Based on the unitary approach to the study of language, whereby speech and writing as seen as two ends of the same continuum, the past three decades have witnessed an unprecedented increase of corpus linguistic research aimed at describing speech-specific syntactic phenomena that have been ignored or insufficiently addressed by traditional grammatical frameworks. However, this trend is significantly less pronounced in Slovenian linguistics, where research on syntactic characteristics of spoken Slovenian is still scarce and has mostly been focused on top-down investigations of individual syntactic phenomena based on qualitative analyses of small amounts of unrepresentative data.

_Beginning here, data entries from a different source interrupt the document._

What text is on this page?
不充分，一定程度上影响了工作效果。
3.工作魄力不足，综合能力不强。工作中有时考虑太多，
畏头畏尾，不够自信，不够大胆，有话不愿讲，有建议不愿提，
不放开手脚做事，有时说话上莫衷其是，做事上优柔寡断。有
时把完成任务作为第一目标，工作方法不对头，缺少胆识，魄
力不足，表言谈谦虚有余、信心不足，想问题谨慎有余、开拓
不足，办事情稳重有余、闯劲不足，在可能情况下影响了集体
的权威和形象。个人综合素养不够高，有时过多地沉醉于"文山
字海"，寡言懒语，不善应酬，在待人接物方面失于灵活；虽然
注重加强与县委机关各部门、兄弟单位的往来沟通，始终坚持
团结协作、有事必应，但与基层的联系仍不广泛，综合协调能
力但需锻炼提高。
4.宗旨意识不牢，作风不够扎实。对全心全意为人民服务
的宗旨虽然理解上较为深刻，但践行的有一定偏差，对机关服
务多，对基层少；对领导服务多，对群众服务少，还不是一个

To bridge this gap and establish the necessary empirical foundations for future grammatical descriptions of spoken Slovenian, this project will systematically investigate the methodological potential of syntactically annotated corpora , i.e. treebanks, for linguistic research on spoken Slovenian by  (1) establishing a coherent framework for dependency annotation of spoken Slovenian, (2) providing a high-quality treebank of spoken Slovenian, and (3) developing a methodology for its bottom-up linguistic analysis, while (4) promoting the use of syntactically annotated corpora in linguistics in general.

Specifically, we will significantly improve the current version of the Spoken Slovenian Treebank (SST), the only syntactically annotated corpus of spoken Slovenian to date, both in terms of size, documentation and the quality of annotations. In turn, the treebank will be used to perform a pioneering bottom-up, statistics-driven identification of speech-specific patterns in spoken Slovenian by comparing it to the reference treebank of written Slovenian. We expect the results will empirically confirm the known, prototypical, cognitively most salient speech-specific syntactic phenomena on the one hand, and lead to the potential discovery of previously unidentified, statistically salient patterns of spoken language use, on the other.

Thus, the project will result in several important contributions to Slovenian linguistics by providing new resources, methods, and analyses for the study of spoken Slovenian, but also in the field of corpus linguistics in general by providing new insights on the underexploited methodological potential of syntactically parsed corpora in studies on spoken language and language variation in general.